Kepada kamu yang ditakdirkan untuk aku cintai saat
ini, maafkan jemariku yang dengan lancang menulis tentangmu, maafkan hatiku
yang selalu menyukaimu, maafkan otakku yang selalu memikirkanmu, maafkan
bibirku yang selalu riang gembira menyebut namamu, maafkan mataku yang selalu
mencari-cari keberadaanmu, maafkan telingaku yang selalu ingin tahu kabarmu.

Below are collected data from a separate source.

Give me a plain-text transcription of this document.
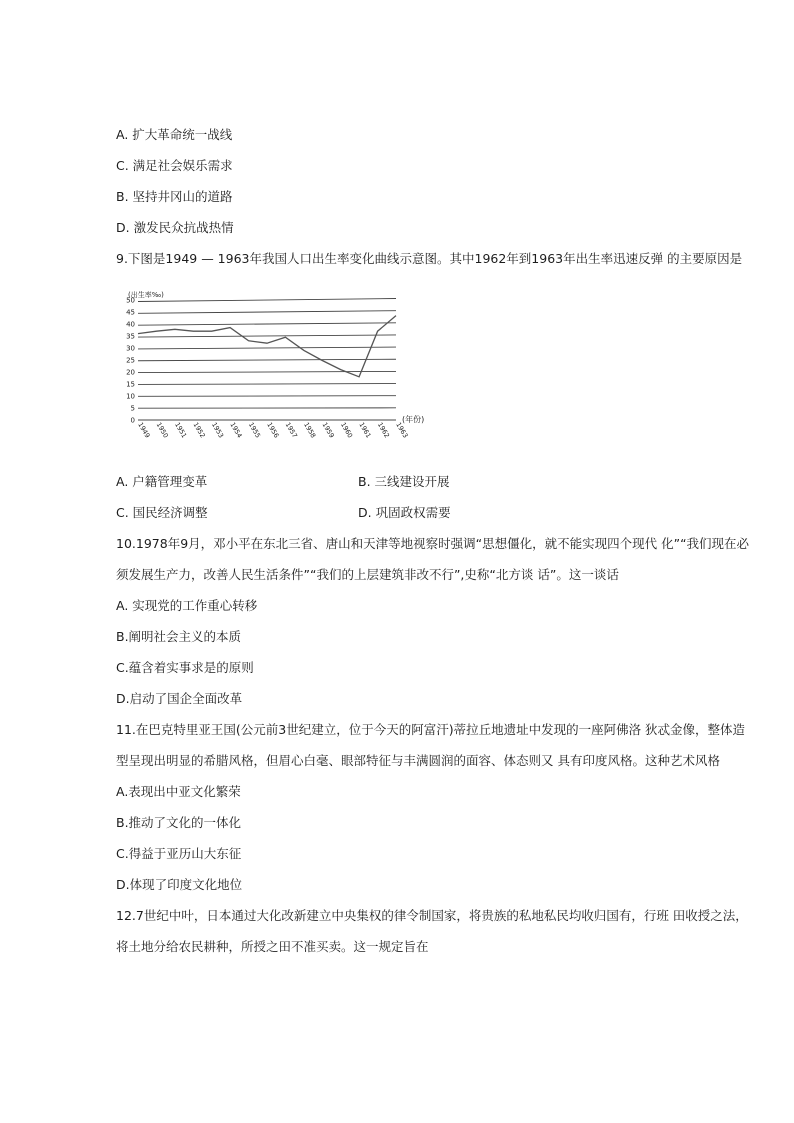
A. 扩大革命统一战线
C. 满足社会娱乐需求
B. 坚持井冈山的道路
D. 激发民众抗战热情
9.下图是1949 — 1963年我国人口出生率变化曲线示意图。其中1962年到1963年出生率迅速反弹 的主要原因是
0
5
10
15
20
25
30
35
40
45
50
1949 1950 1951 1952 1953 1954 1955 1956 1957 1958 1959 1960 1961 1962 1963
(出生率‰)
(年份)
A. 户籍管理变革	B. 三线建设开展
C. 国民经济调整	D. 巩固政权需要
10.1978年9月，邓小平在东北三省、唐山和天津等地视察时强调“思想僵化，就不能实现四个现代 化”“我们现在必
须发展生产力，改善人民生活条件”“我们的上层建筑非改不行”,史称“北方谈 话”。这一谈话
A. 实现党的工作重心转移
B.阐明社会主义的本质
C.蕴含着实事求是的原则
D.启动了国企全面改革
11.在巴克特里亚王国(公元前3世纪建立，位于今天的阿富汗)蒂拉丘地遗址中发现的一座阿佛洛 狄忒金像，整体造
型呈现出明显的希腊风格，但眉心白毫、眼部特征与丰满圆润的面容、体态则又 具有印度风格。这种艺术风格
A.表现出中亚文化繁荣
B.推动了文化的一体化
C.得益于亚历山大东征
D.体现了印度文化地位
12.7世纪中叶，日本通过大化改新建立中央集权的律令制国家，将贵族的私地私民均收归国有，行班 田收授之法，
将土地分给农民耕种，所授之田不准买卖。这一规定旨在
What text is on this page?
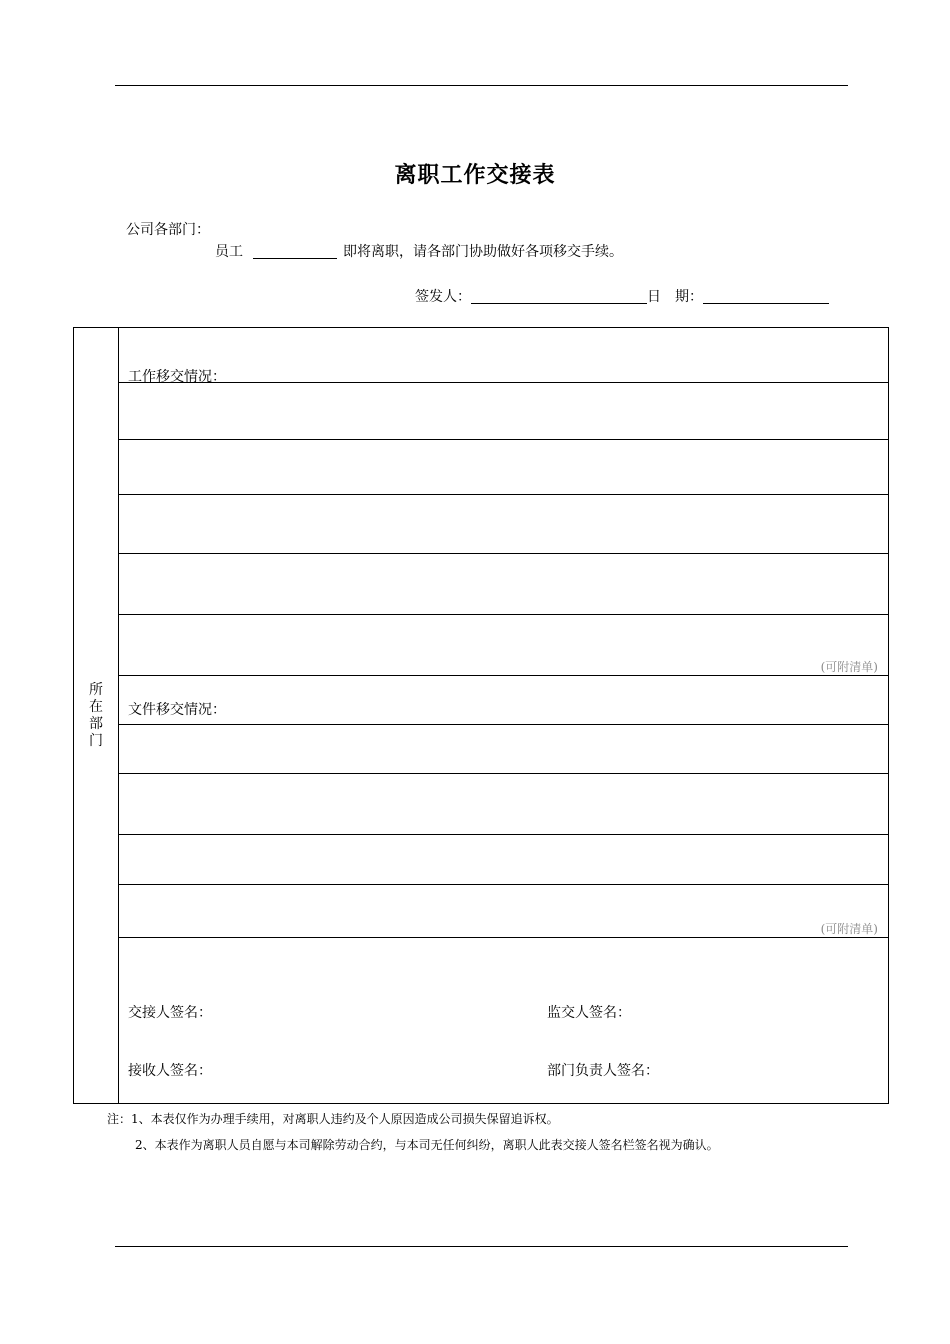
离职工作交接表
公司各部门：
员工	即将离职，请各部门协助做好各项移交手续。
签发人：	日　期：
所
在
部
门
工作移交情况：
(可附清单)
文件移交情况：
(可附清单)
交接人签名：	监交人签名：
接收人签名：	部门负责人签名：
注：1、本表仅作为办理手续用，对离职人违约及个人原因造成公司损失保留追诉权。
2、本表作为离职人员自愿与本司解除劳动合约，与本司无任何纠纷，离职人此表交接人签名栏签名视为确认。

Tahukah kau bahwa aku jenuh membisu tentang rasa,
sekarang setidaknya aku bisa bicara lewat aksara. Aku tak berharap banyak,
tidak berharap kau memperhatikanku, tidak berharap kau iba atas aku, bahkan aku
tidak begitu berharap kau membaca surat-suratku. Maafkan kelancanganku dan
aksaraku yang mungkin akan mengganggumu lewat suratku yang pertama hingga
seterusnya.
Aku masih ingat dulu, dulu sekali kau pinta aku
untuk membuatkan surat cinta padamu, lalu apalagi ya? Tak perlu kau jawab, aku
masih ingat setelah itu aku jawab 'iya', namun dengan seribu satu alasan yang
berusaha kau patahkan. Sekarang tagihlah jawabanku itu, kau boleh menagihnya
jika kau ingin. Jika pun kau tak ingin menagihnya maka akan tetap aku bayar,
bukan karena aku merasa memiliki hutang surat padamu, tapi aku rasa ini
kebutuhanku.
Aku butuh akan membuat surat-surat ini karena hanya
lewat aksara-aksara di dalam surat ini aku mampu jelaskan padamu bagaimana
rasaku dan kabar hatiku sekarang. Bagiku kau sangat berarti, aku selalu ingin
kau ada disini walau aku tahu keinginanku itu tak akan pernah kau kabulkan. Kau
butuh tahu bahwa tak akan mungkin pernah ada yang lain di sisiku. Ahh… jika kau
pikir aku berlebihan maka itu terserahmu, aku tak peduli, biarkan aku dengan
seluruh rasaku.
Sekali lagi maafkan segala kelancangan jemariku,
yang terus menerus menuliskan banyak aksara tentangmu dalam surat tanpa kertas
ini. Maafkan aku. Aku masih mencintaimu.